Table 2 shows the performance of our model on ACE2004, ACE2005, and GENIA. \(F_{1}\) scores of our model were 87.73, 87.23, and 81.40, respectively, which substantially outperforms the representatives in other methods (+0.89 on ACE2004, +1.83 on ACE2005, +0.80 on GENIA), proving the advantage of span-based methods in solving nested NER. Compared with other span-based methods, our model outperforms previous state-of-the-art methods in terms of \(F_{1}\) scores for ACE2004 (+0.12 vs. CNN-NER) and ACE2005 (+0.41 vs. Triaffine). Our model also achieved competitive performance for GENIA (+0.00 vs. CNN-NER).

Table 3. Model ablation studies \(F_{1}\). DGConv(r=1) denotes the convolution with the dilation rate 1. “-” means remove the module.

4.4 Ablation Study

As shown in Table 3, we ablate or replace each part of the model on ACE2005, Weibo, and GENIA. First, we remove the gate module, and the performance drop proves the importance of the boundaries. In contrast, changing the gates to direct addition would make the model unable to use the information obtained selectively.

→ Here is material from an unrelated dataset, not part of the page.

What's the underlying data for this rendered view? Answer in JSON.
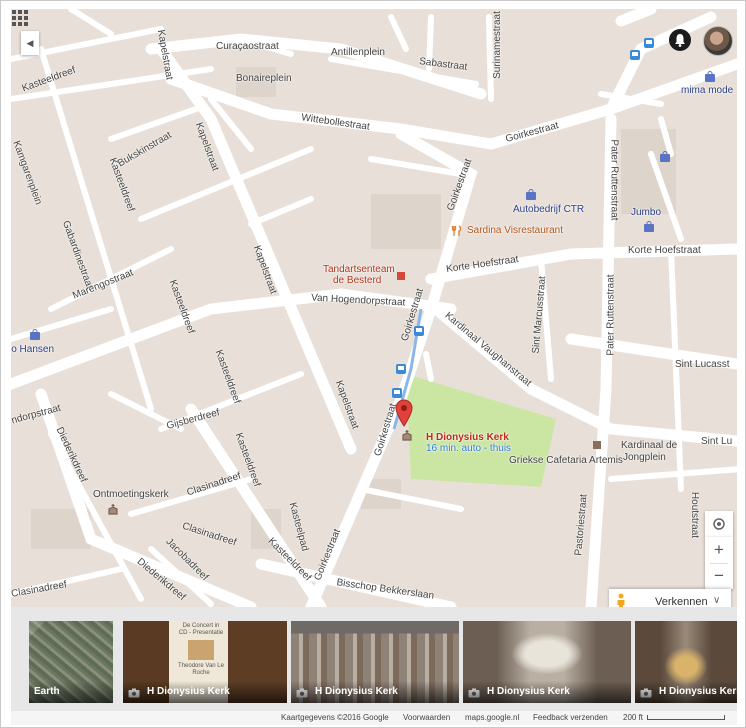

The overall performance drop is more pronounced than the weakening of the boundaries information. The model’s performance drops after replacing the DGconv with the Dconv. After removing the adaptive convolution layer or position embedding, the performance of the model decreases significantly.

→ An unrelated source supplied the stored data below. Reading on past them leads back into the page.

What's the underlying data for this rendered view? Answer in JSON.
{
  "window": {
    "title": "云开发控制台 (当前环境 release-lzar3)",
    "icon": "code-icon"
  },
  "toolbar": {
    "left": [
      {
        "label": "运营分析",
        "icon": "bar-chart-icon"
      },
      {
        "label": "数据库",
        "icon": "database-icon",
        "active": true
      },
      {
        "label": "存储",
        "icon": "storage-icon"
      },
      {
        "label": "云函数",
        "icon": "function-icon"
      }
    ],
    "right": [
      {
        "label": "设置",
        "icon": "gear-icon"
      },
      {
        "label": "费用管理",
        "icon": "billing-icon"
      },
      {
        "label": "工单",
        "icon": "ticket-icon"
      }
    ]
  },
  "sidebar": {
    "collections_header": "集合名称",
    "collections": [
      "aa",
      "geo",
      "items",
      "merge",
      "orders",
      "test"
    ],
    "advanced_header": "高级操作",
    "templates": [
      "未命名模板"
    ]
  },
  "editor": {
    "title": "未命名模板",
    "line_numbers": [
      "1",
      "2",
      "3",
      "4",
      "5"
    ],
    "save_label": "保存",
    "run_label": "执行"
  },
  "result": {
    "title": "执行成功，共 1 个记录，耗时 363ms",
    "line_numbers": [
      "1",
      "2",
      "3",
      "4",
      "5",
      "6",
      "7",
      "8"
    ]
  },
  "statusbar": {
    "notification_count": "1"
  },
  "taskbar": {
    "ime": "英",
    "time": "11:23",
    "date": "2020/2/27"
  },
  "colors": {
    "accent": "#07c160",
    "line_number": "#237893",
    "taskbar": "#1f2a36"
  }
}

Table 4. Case study on ACE2005 and GENIA dataset. The colored brackets indicate the boundary and label of the entity. “AUX infor” is the abbreviation for auxiliary information.

4.5 Case Study

To analyze the effectiveness of auxiliary information, we show two examples from the ACE2005 and GENIA datasets in Table 4. We remove the position embedding, DGConv module, and Gate module from the dynamic convolution layer to eliminate the effect of auxiliary information. In the first example, the model misclassifies “Sukhoi Su-27” as “None” and “Su-27” as “VEH” in the absence of auxiliary information. However, with the help of auxiliary information, the model corrects them to “VEH” and “None”. In the second example, the model successfully corrects “promoter” from the “None” to the “DNA”. In addition, with the help of the auxiliary information, the confidence level \(p_{i, j}^{\alpha }\) of the model for the correct label can be significantly improved.

5 Conclusion

In this paper, we propose a span-based method for nested and flat NER. We argue that boundaries and auxiliary information including relative position, inside tokens, labels, and related spans, should be used reasonably to enhance span representation and classification. To this end, we design a model that automatically learns the correlation between boundaries and auxiliary information, avoiding the error and tedium of human-defined rules. Experiments show that our method outperforms all span-based methods and achieves state-of-the-art performance on four datasets.